Department of Critical Care Medicine, Jinling Hospital, Medical School of Nanjing Medical University, Nanjing, Jiangsu, China.
Center of Severe Acute Pancreatitis (CSAP), Department of Critical Care Medicine, Jinling Hospital, Medical School of Nanjing University, Nanjing, Jiangsu, China.
Int Immunopharmacol. 2023 Oct;123:110737. doi: 10.1016/j.intimp.2023.110737. Epub 2023 Aug 3.
CXCR4 neutrophils, which are a subset of neutrophils with high CXCR4 expression, are important contributors to sepsis-induced acute lung injury (ALI). PFKFB3, a key glycolysis gene, plays an essential role in neutrophil inflammatory activation. However, the specific involvement of PFKFB3 in sepsis-induced ALI remains unclear. Here, we observed that PFKFB3 was upregulated in CXCR4 neutrophils and facilitated sepsis-induced ALI. Mechanistically, we observed that PFKFB3 promoted sepsis-induced ALI by enhancing neutrophil extracellular trap (NET) formation by CXCR4 neutrophils. Further study indicated that PFKFB3 promoted NET formation by upregulating glycolytic metabolism in CXCR4 neutrophils. In summary, our study uncovered a new mechanism by which CXCR4 neutrophils trigger sepsis-induced ALI by promoting NET formation, which is supported by PFKFB3-mediated glycolytic metabolism.

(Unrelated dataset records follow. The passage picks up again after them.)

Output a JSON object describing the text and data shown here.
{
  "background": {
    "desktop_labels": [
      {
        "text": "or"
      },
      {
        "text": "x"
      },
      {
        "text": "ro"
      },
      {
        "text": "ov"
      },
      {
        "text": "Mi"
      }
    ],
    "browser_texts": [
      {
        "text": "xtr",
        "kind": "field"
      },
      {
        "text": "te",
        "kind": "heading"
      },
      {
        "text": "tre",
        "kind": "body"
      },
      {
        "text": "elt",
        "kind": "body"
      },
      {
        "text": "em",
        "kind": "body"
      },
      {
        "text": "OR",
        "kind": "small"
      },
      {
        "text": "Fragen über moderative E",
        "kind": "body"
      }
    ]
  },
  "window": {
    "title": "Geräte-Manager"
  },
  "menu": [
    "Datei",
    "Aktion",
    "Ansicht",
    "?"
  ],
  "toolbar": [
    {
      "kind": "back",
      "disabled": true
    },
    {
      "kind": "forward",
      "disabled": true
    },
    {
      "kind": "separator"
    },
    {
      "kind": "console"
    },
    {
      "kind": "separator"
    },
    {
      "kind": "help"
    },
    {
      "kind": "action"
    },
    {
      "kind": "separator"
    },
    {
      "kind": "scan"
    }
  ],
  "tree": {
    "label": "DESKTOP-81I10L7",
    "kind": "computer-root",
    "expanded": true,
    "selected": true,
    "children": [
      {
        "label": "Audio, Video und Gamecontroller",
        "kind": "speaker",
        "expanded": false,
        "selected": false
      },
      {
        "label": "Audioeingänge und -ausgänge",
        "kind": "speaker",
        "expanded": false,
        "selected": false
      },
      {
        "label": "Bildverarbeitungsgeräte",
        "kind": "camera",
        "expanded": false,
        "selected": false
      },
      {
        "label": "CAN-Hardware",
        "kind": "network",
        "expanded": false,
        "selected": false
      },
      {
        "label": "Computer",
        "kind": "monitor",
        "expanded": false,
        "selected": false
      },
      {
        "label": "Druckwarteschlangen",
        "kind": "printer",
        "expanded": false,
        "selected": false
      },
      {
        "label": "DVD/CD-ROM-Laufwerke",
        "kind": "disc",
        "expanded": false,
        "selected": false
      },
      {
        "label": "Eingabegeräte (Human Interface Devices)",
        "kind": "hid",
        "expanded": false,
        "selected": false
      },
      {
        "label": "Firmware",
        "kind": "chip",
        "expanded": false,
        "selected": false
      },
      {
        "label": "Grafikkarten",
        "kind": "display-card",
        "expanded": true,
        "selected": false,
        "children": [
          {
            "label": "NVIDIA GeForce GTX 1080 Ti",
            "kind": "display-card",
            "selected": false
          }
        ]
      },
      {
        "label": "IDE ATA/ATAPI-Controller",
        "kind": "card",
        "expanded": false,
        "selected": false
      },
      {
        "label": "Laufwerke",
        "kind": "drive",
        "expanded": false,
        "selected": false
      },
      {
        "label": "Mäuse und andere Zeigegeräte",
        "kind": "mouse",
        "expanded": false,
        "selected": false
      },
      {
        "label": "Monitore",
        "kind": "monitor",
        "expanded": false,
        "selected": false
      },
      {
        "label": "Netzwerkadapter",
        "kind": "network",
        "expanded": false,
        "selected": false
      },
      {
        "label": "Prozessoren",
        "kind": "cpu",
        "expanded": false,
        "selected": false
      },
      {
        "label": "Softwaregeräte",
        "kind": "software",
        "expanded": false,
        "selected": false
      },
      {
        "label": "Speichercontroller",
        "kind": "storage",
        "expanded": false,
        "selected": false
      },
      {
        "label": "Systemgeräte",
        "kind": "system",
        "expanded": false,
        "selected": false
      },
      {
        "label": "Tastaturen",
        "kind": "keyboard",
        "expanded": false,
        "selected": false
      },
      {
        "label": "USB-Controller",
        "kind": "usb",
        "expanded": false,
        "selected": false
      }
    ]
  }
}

高表达 CXCR4 的中性粒细胞亚群 CXCR4 中性粒细胞是脓毒症诱导的急性肺损伤(ALI)的重要贡献者。PFKFB3 是糖酵解的关键基因,在中性粒细胞炎症激活中发挥重要作用。然而,PFKFB3 在脓毒症诱导的 ALI 中的具体作用尚不清楚。在这里,我们观察到 PFKFB3 在 CXCR4 中性粒细胞中上调,并促进脓毒症诱导的 ALI。在机制上,我们观察到 PFKFB3 通过增强 CXCR4 中性粒细胞的中性粒细胞胞外诱捕网(NET)形成来促进脓毒症诱导的 ALI。进一步的研究表明,PFKFB3 通过上调 CXCR4 中性粒细胞中的糖酵解代谢来促进 NET 形成。总之,我们的研究揭示了一种新的机制,即 CXCR4 中性粒细胞通过促进 NET 形成引发脓毒症诱导的 ALI,该机制得到了 PFKFB3 介导的糖酵解代谢的支持。